Step into the small front-of-house area with the POS counter and overhead is a colourful digital menu board highlighting appetizers – including the popular Asian-American crab Rangoon, a dumpling of wonton wrapper packed with cream cheese – and two classic Thai soups, tom yum and tom kha.
The bulk of the Vijittra Thai menu is stir-fried rices and noodles, from spicy pad kee mao (often described as “drunken noodles” but in which no alcohol is used), to cashew chicken and pineapple-fried rice.
There are also two of the requisite curry dishes – green and red – with coconut milk, vegetables, bamboo shoots and green beans. The palette of the colourful curry family might be said, speaking generally, to be like a traffic light: green is often fairly mild and red the hottest with yellow being a caution somewhere in between.
The red and green curries are also available among Vijittra’s nine lunch specials (11 a.m. – 2 p.m.), the majority of which offer choices of tofu, chicken, beef and shrimp.
It is, however, pad Thai, which most often stands out on a Thai menu.
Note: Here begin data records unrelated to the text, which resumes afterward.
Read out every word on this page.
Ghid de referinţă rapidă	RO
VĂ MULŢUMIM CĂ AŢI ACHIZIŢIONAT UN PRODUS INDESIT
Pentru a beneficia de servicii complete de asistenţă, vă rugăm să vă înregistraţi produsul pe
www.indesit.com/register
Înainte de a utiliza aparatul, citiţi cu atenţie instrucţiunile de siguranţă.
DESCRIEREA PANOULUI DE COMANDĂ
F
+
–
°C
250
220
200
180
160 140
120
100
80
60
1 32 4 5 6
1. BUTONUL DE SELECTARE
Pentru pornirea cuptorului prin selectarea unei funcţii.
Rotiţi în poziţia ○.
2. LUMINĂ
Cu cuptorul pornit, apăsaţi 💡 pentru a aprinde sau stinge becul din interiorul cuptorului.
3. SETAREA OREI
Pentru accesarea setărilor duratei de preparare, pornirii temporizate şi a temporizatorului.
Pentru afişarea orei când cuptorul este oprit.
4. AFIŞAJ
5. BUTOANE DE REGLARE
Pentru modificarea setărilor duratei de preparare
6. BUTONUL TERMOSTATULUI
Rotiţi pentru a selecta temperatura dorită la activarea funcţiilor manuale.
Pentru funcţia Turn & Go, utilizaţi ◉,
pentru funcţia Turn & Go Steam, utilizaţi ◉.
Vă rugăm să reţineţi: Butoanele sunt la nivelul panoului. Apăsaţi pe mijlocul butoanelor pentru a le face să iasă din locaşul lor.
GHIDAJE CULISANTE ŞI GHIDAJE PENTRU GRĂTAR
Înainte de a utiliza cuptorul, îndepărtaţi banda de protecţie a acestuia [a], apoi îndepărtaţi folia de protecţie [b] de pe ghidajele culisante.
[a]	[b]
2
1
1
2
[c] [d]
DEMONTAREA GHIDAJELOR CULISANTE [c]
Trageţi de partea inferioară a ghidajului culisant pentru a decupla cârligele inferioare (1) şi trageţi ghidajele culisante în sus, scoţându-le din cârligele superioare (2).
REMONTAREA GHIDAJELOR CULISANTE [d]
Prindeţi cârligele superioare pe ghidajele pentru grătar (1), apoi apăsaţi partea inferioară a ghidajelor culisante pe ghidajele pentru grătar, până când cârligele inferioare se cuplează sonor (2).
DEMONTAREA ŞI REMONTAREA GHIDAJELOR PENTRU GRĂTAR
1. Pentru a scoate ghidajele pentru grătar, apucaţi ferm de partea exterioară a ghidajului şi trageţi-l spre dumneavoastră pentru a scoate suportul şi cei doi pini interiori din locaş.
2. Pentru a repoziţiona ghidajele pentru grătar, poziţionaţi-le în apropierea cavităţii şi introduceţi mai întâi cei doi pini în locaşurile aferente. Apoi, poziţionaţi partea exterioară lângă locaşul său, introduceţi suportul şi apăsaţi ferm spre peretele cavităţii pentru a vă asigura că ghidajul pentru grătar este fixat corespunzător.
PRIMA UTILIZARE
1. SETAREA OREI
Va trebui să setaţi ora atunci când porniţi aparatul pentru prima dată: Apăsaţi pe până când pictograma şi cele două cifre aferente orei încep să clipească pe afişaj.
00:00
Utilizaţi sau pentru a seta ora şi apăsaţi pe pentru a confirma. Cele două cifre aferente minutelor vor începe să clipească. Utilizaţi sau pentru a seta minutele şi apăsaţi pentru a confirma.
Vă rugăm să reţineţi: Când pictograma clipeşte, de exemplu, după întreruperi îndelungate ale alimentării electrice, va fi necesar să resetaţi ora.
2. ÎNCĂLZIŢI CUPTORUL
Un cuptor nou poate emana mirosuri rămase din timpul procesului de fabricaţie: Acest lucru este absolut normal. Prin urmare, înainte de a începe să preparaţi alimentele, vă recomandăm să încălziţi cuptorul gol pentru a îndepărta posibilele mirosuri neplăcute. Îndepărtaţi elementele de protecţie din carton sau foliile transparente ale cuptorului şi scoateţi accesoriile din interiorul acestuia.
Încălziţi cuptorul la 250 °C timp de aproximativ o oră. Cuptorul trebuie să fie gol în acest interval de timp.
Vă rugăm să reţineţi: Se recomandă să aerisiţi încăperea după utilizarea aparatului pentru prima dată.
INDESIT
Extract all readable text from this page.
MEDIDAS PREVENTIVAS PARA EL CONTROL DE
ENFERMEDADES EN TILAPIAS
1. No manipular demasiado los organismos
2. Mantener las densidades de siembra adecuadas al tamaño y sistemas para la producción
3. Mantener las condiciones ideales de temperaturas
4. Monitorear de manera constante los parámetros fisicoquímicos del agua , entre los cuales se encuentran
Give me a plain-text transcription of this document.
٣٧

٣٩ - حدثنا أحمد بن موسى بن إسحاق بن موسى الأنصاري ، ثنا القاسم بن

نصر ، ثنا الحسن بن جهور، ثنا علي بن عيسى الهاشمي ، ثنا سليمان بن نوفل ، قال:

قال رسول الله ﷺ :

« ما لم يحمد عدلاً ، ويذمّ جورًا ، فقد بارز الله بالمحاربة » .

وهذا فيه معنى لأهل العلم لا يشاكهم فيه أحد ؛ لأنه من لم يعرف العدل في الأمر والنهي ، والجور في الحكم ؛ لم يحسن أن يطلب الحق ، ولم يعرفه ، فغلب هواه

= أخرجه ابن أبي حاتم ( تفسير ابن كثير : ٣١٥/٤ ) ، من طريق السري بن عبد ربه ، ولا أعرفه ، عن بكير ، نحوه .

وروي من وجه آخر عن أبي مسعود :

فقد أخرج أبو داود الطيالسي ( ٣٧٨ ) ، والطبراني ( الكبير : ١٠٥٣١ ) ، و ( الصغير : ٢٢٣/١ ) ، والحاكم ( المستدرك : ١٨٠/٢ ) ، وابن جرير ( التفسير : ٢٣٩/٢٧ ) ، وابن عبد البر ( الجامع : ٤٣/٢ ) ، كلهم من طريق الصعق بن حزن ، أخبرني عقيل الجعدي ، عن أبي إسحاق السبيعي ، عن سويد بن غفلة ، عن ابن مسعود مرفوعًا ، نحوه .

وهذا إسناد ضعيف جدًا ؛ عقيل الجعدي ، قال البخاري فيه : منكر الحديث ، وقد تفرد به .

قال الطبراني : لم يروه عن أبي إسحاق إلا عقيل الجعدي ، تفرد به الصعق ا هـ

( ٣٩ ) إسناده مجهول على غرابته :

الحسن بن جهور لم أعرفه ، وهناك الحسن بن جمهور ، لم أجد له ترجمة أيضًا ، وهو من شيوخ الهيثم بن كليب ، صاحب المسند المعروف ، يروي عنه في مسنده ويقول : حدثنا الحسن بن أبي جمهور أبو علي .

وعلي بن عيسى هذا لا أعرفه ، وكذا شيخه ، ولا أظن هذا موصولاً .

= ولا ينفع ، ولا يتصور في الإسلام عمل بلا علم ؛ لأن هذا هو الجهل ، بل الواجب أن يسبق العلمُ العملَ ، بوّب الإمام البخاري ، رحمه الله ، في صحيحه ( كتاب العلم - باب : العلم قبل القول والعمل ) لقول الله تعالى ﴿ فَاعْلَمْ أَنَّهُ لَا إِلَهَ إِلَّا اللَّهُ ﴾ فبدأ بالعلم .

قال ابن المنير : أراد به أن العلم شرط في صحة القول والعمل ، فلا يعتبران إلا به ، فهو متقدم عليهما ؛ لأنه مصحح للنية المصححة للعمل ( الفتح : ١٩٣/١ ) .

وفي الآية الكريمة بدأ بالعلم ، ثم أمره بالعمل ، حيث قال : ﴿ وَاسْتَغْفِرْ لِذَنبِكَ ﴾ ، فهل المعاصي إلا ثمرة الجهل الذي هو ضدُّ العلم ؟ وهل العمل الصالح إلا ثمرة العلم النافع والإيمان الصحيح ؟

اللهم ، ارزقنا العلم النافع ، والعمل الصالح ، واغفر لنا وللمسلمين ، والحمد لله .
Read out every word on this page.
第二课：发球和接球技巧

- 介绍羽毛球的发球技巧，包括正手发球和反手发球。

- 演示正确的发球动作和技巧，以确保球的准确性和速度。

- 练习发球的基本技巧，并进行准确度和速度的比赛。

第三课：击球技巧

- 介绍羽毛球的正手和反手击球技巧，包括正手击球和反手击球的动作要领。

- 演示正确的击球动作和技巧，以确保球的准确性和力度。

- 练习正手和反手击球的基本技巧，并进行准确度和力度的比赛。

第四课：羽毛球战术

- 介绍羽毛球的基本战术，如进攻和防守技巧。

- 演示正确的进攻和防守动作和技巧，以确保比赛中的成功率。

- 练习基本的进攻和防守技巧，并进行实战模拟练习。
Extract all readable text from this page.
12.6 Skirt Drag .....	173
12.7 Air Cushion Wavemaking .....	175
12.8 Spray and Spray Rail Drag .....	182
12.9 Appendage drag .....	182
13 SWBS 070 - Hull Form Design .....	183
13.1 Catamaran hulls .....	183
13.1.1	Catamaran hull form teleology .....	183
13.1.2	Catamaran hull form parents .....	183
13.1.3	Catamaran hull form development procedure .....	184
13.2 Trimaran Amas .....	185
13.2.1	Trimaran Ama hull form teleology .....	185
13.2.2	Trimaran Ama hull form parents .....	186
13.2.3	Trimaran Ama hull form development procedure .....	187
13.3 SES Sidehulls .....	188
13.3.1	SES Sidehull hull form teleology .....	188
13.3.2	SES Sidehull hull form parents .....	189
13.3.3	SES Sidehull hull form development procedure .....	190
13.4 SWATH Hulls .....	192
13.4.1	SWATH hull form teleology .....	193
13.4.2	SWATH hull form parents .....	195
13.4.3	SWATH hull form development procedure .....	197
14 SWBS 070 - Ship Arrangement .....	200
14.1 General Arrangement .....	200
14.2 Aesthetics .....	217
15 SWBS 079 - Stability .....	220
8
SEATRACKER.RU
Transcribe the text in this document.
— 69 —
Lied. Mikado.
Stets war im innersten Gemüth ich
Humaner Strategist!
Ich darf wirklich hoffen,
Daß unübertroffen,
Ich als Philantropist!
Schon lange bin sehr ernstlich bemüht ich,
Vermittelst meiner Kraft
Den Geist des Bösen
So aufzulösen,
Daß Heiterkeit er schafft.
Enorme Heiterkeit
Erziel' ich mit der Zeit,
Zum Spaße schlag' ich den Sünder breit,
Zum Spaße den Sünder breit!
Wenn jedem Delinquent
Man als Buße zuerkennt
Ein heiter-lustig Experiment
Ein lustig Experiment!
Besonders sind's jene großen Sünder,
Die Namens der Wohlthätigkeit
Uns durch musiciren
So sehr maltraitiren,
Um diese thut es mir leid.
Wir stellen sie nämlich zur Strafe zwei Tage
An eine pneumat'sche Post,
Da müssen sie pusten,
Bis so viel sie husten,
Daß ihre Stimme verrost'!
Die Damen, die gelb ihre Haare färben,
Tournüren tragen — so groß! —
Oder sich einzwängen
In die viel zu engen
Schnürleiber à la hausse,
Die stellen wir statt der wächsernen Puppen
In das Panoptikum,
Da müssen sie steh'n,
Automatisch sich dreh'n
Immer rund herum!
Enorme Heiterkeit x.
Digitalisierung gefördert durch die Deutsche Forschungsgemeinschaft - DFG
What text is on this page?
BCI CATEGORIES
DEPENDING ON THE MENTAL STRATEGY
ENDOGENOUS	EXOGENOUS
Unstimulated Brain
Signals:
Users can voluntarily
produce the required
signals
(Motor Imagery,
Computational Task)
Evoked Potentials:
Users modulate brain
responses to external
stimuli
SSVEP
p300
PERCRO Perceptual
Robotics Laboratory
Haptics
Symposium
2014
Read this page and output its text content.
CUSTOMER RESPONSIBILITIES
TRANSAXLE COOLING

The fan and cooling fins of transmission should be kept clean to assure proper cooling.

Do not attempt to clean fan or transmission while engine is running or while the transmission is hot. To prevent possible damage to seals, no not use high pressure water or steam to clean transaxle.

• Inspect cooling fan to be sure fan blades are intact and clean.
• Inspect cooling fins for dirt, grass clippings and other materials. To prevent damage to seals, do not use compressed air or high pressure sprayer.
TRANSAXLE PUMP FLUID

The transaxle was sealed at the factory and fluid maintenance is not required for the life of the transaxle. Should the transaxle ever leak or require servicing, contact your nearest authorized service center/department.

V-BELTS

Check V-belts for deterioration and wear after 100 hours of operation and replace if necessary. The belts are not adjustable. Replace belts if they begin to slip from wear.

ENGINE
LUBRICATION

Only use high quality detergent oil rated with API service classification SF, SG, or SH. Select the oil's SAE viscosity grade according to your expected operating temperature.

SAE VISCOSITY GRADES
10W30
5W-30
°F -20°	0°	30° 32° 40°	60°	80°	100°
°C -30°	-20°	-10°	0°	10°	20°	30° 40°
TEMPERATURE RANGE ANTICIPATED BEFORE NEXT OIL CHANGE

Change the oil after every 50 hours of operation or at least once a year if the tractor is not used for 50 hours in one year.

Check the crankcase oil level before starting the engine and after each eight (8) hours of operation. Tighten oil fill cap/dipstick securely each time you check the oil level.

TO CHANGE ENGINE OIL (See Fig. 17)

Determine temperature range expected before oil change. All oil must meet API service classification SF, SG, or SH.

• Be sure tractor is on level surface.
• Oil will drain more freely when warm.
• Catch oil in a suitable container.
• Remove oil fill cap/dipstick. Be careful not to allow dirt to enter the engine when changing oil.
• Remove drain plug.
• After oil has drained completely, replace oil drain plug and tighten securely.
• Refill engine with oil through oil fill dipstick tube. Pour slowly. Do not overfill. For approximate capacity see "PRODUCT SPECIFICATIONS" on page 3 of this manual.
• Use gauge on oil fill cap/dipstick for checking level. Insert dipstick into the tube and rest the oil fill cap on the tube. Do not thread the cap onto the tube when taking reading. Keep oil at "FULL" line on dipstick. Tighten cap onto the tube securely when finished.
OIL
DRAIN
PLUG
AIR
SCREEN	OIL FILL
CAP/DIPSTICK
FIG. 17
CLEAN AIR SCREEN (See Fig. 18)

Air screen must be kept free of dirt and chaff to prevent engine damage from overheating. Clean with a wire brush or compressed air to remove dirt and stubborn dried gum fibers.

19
Like many cuisines, the dishes of the Indochina Peninsula – Myanmar, Thailand, Laos, Cambodia, Vietnam, Malaysia – vary from region to region, household to household and from cook to cook.
Sanpanlam, like many of those cooks including several I have met over the years, learned her craft at the elbow of mother and grandmother starting as a teenager: it’s family-style cooking, and family-style cooks cook what they know.
Her mother, in fact, still cooks food at a traditional roadside stand in Thailand that brings money into the household; travellers to the Peninsula will tell you those roadside stalls dish out some of the best food you can find.
Located on Laurier Street, and not much bigger than a food stall, Vijittra Thai prepares Sanpanlam’s version of the famous rice noodle dish with a pad Thai sauce of tamarind juice and sugar that get mixed into a paste. That is stir-fried dish with a choice of protein, egg, mung-bean sprouts, green onion, fish sauce and a usual garnish of lime and crushed peanuts.
The dish is seasoned but not spicy.
“These are simple ingredients like you would cook at home,” says Sanpanlam. “It’s a comfort food.”
The distinguishing feature elevating pad Thai as a noodle dish of the highest order is the sweet-sour tamarind sauce, derived from the fibrous pulp that envelops the seeds of a bean tree native to Africa and Madagascar.
While the dish certainly has long-standing home-based recipes, its origin has been mythologized and theories abound: its Chinese influence, rice shortages and government initiatives (when Thailand was called Siam) to modernize the country and culture that included essentially decreeing pad Thai to be the “national dish” in the 1930s.
According to The Wall Street Journal, the Thai government’s gastro-diplomacy initiative — the “Global Thai Restaurant Company” — aimed at creating thousands of Thai restaurants worldwide.
For the most part, it seems like they were successful: as I said, every city needs to have a Thai restaurant.
But that’s the larger picture, though. In town here, and on the ground, Sanpanlam says the reception of Vijittra Thai – and the presentation of Thai food to this community – has been positive.
“I was scared when we opened that people would not like my food, but they like it. One customer came in to pick up their food and called back right away,” she says. “I thought they were going to complain, but they wanted to say they loved Thai food. It’s a blessing.”
Note: Before visiting, check with the venue regarding dish availability and hours of opening.